In the real world the 125i can feel strained. Particularly in Comfort mode – which the vehicle infuriatingly defaults to each time on start-up – the throttle response is soft and the otherwise flawless auto can hesitate before grabbing a lower gear.

In Sport mode, with sharper throttle and a battle-primed auto, this BMW can feel quick. But having experienced a 230i immediately after this 125i, the difference between the two is dramatic – the 230i feels free and responsive, and quick compared with a Golf GTI Performance or A250 Sport; the 125i trails both.

The variable-ratio steering needs Sport mode selected to feel tight and connected, but either way it’s a sharp set-up. The benefits of rear-drive start with a superbly tight turning circle and end with wonderfully engaging dynamics.

The adaptive suspension offers a nuanced balance between compliance in Comfort and control in Sport, as is typical of BMW’s multi-mode system. But it is optional for our test car, replacing the standard fixed sports suspension.

Particularly with the terrifically liberal Sport+ stability control mode engaged, the 125i offers sizeable dynamic delight. No other hatch delivers the same feeling of a light front end reaching maximum grip in a corner before handling the reins to a backside that, when provoked under throttle, tightens its line and balances itself immaculately.

For drivers who want to live in that special handling moment regularly, the BMW’s compromises will likely fade to insignificance.



ANCAP rating: 5-Stars - the BMW 1 Series range scored 36.33 out of 37 possible points when tested by Euro NCAP in 2011.

Safety features: Six airbags including dual-front, front-side and rear-side protection, ABS, ESC, pre-collision and pedestrian warning, lane departure warning, low-speed autonomous emergency braking, front and rear parking sensors, rear-view camera.



Warranty: Three years/unlimited km

Servicing: Condition-based servicing (CBS) costs $1218 over five years or 80,000km, which is ultra-competitive in the premium small convertible segment



The A250 Sport is brash, aggressive but quick and cool. The Golf GTI Performance offers speed, style and comfort, but without the 125i’s touchy-feely dynamics.



When driving the BMW 125i enthusiastically down a mountain pass and through sweeping country corners, it completely makes sense and delivers a wonderfully engaging experience. That said, however, it still feels deliberately held back from its performance potential – which, having driven the 230i, we know it is.

The 125i either needs extra power and torque, greater equipment levels, a lower pricetag or a roomier and higher-quality cabin, the latter of which won’t come until the next-generation model that will likely, sadly switch to front-wheel drive.

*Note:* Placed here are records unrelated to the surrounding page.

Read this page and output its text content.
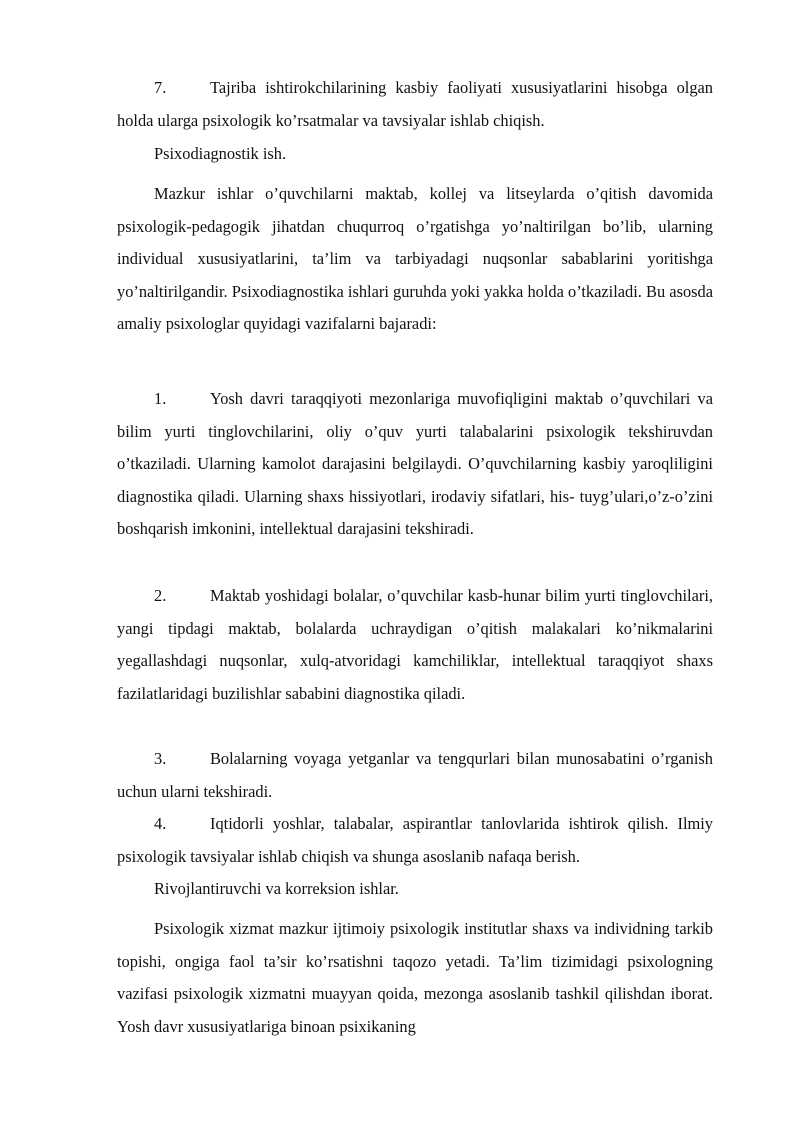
7.	Tajriba ishtirokchilarining kasbiy faoliyati xususiyatlarini hisobga olgan holda ularga psixologik ko’rsatmalar va tavsiyalar ishlab chiqish.

Psixodiagnostik ish.

Mazkur ishlar o’quvchilarni maktab, kollej va litseylarda o’qitish davomida psixologik-pedagogik jihatdan chuqurroq o’rgatishga yo’naltirilgan bo’lib, ularning individual xususiyatlarini, ta’lim va tarbiyadagi nuqsonlar sabablarini yoritishga yo’naltirilgandir. Psixodiagnostika ishlari guruhda yoki yakka holda o’tkaziladi. Bu asosda amaliy psixologlar quyidagi vazifalarni bajaradi:

1.	Yosh davri taraqqiyoti mezonlariga muvofiqligini maktab o’quvchilari va bilim yurti tinglovchilarini, oliy o’quv yurti talabalarini psixologik tekshiruvdan o’tkaziladi. Ularning kamolot darajasini belgilaydi. O’quvchilarning kasbiy yaroqliligini diagnostika qiladi. Ularning shaxs hissiyotlari, irodaviy sifatlari, his- tuyg’ulari,o’z-o’zini boshqarish imkonini, intellektual darajasini tekshiradi.

2.	Maktab yoshidagi bolalar, o’quvchilar kasb-hunar bilim yurti tinglovchilari, yangi tipdagi maktab, bolalarda uchraydigan o’qitish malakalari ko’nikmalarini yegallashdagi nuqsonlar, xulq-atvoridagi kamchiliklar, intellektual taraqqiyot shaxs fazilatlaridagi buzilishlar sababini diagnostika qiladi.

3.	Bolalarning voyaga yetganlar va tengqurlari bilan munosabatini o’rganish uchun ularni tekshiradi.

4.	Iqtidorli yoshlar, talabalar, aspirantlar tanlovlarida ishtirok qilish. Ilmiy psixologik tavsiyalar ishlab chiqish va shunga asoslanib nafaqa berish.

Rivojlantiruvchi va korreksion ishlar.

Psixologik xizmat mazkur ijtimoiy psixologik institutlar shaxs va individning tarkib topishi, ongiga faol ta’sir ko’rsatishni taqozo yetadi. Ta’lim tizimidagi psixologning vazifasi psixologik xizmatni muayyan qoida, mezonga asoslanib tashkil qilishdan iborat. Yosh davr xususiyatlariga binoan psixikaning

For the record, we hope the 1 Series doesn’t switch to front-drive, partially because BMW’s current 2 Series Active Tourer drives only the forward wheels and offers a sub-Volkswagen level of ride and handling, but mostly because this current model distinguishes itself from every rival with its benchmark chassis dynamics.

The 125i just needs one or two aspects tweaked to fulfil its true potential and further polish the gem that hides within.